Against St. Louis reliever Julian Tavarez, Bellhorn took a strike and then fouled off a pitch down the right–field line.
"I thought I hit the first one" out, Bellhorn said, "and it kind of blew pretty hard to the right."
Bellhorn took the third pitch for a ball, then he pulled another one down the right–field line – and the 35,035 fans at Fenway Park watched and waited.
"The first ball he hit I thought was a home run off the bat, and it went so far foul I was afraid to even get up and get excited on the second one," Francona said. "The first one ended up 50 feet foul."
Right fielder Larry Walker went into the corner.
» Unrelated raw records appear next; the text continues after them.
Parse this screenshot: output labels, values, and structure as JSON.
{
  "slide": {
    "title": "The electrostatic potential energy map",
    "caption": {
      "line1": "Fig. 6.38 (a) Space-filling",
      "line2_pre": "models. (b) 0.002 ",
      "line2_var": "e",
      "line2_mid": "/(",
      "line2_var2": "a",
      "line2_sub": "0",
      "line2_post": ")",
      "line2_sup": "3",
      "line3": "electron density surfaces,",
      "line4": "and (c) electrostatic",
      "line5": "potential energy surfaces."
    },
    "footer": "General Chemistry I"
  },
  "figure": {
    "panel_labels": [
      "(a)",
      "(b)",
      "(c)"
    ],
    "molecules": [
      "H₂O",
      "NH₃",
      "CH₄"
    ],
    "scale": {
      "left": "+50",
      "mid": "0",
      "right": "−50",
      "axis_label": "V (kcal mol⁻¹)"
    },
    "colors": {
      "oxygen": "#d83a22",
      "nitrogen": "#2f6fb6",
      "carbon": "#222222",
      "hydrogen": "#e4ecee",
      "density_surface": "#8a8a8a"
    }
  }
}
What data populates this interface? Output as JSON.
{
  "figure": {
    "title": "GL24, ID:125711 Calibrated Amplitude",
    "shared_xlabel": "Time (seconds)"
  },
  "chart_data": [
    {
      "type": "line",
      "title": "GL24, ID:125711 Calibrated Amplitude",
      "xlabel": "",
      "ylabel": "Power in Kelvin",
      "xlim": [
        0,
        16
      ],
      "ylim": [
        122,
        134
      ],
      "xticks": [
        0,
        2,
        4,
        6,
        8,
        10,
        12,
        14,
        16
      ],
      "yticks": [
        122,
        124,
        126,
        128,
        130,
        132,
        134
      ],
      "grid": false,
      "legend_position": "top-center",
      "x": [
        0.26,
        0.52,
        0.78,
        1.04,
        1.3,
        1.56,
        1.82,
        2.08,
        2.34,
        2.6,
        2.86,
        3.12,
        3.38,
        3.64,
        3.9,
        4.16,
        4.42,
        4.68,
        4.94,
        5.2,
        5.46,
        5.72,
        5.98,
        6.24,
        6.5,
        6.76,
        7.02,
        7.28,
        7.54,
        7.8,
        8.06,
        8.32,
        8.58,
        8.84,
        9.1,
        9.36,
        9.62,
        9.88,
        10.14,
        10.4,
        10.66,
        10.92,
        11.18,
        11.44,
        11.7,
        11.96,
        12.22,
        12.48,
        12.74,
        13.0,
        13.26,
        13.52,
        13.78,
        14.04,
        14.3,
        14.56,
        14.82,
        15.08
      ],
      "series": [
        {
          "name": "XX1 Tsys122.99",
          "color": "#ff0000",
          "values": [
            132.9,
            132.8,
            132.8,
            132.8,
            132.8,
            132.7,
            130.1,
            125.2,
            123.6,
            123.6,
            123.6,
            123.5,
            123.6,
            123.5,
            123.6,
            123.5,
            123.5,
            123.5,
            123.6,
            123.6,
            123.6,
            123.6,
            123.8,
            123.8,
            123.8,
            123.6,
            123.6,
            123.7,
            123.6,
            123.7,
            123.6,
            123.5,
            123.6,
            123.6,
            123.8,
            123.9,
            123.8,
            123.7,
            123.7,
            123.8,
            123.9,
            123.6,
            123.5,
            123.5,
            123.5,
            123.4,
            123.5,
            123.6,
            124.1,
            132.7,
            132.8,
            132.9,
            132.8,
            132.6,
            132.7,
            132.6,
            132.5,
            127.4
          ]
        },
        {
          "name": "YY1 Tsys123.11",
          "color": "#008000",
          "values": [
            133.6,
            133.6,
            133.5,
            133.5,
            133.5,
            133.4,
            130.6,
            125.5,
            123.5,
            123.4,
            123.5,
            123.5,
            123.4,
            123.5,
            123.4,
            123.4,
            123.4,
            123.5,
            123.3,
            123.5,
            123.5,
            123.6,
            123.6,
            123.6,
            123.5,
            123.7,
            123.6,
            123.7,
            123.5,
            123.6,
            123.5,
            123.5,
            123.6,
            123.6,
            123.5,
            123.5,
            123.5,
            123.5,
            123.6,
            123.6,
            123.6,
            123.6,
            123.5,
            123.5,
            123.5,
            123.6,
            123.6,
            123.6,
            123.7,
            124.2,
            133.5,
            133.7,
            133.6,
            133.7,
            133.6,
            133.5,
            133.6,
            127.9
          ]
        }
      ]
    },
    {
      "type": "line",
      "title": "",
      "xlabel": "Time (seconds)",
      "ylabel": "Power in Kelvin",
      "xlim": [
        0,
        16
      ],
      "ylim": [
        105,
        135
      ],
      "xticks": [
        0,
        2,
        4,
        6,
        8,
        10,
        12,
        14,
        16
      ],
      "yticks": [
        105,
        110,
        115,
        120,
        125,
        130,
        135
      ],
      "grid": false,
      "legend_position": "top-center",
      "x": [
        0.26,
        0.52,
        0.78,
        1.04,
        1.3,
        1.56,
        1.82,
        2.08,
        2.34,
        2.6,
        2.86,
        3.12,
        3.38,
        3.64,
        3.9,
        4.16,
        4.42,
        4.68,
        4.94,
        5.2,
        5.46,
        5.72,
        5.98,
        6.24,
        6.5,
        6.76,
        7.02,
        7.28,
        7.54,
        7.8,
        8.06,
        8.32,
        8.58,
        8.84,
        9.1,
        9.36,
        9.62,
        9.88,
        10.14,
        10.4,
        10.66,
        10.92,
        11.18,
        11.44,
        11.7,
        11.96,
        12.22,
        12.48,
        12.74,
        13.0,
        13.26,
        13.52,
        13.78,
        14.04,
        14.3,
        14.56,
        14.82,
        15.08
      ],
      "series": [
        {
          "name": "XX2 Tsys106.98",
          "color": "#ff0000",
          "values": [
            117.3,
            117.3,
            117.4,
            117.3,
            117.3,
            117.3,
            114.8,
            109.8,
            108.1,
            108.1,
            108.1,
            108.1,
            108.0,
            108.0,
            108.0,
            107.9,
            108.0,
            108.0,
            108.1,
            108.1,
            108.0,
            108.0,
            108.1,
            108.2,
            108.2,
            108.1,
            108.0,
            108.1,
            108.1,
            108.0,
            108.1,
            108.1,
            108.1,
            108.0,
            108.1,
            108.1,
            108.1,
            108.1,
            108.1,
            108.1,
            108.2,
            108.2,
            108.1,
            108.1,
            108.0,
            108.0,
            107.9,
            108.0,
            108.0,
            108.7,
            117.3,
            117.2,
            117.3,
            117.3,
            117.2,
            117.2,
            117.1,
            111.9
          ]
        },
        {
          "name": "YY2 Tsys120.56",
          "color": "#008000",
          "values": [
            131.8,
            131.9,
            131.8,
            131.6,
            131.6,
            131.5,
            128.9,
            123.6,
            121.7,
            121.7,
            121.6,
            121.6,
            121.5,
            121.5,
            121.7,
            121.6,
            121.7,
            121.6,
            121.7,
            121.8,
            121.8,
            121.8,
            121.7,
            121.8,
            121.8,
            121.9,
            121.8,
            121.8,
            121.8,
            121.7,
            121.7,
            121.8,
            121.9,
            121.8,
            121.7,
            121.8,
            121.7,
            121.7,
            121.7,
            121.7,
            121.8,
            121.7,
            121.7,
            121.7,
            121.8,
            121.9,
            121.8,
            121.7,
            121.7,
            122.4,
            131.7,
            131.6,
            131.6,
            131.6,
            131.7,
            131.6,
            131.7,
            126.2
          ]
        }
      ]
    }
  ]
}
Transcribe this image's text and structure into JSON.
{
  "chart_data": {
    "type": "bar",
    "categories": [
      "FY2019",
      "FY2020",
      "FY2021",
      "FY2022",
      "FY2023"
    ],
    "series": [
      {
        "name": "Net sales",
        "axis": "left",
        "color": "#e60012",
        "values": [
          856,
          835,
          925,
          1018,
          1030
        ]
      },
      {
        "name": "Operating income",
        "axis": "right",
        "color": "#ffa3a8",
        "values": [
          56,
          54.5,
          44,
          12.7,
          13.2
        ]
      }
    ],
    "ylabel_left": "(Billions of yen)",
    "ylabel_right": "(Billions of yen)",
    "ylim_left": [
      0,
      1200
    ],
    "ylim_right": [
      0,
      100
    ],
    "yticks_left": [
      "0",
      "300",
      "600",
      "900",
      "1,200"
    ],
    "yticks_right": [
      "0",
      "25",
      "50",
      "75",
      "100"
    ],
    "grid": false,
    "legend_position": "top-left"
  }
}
The ball hit the pole and bounced back to the field behind him.
"If the pole wasn't there and if the stands went in about 50 more feet, I would have caught it," Walker said.
It was a mirror image of Carlton Fisk's famous World Series shot off the left–field pole that won Game 6 against Cincinnati in 1975.
"The playoffs are a weird game," Manny Ramirez said. "Anyone out there can be the hero."
Bellhorn had struck out 177 times during the regular season, a Boston record, and was just 1–for–14 in the first four games against the Yankees.
No matter. His teammates trust him.
"In clutch situations, that's when players stand out," closer Keith Foulke said. "He's been doing it all year for us."
David Ortiz had been the star earlier in the night, hitting a three–run homer that went above – that's right, above – Pesky's pole.
Then Papi added a run–scoring single in the seventh that hit the lip of the infield, hopped up and hit Tony Womack in the collarbone, knocking him out of the game.
Ortiz's homer was the first for the Red Sox at Fenway in the Series since Fisk's. His four RBIs matched the most for Boston in a Series game, tying Carl Yastrzemski in the second game of 1967, also against St. Louis. And with 19 RBIs, he's already tied the postseason record, shared by Sandy Alomar Jr. and Scott Spiezio.
But it wasn't a night for the stars in the middle of the order. In the opener of Boston's first World Series since 1986, the No. 9 hitter made the difference.
"I'm not here to try to be a hero," Bellhorn insisted. "I'm just here to try to win four games."
Ten months ago, when he was on the roster of the Colorado Rockies, they didn't even want a player in exchange. Boston wound up sending cash.
"He was acquired for a player to be named later who turned out to be nobody," Red Sox general manager Theo Epstein said. "He's the ultimate low–profile acquisition."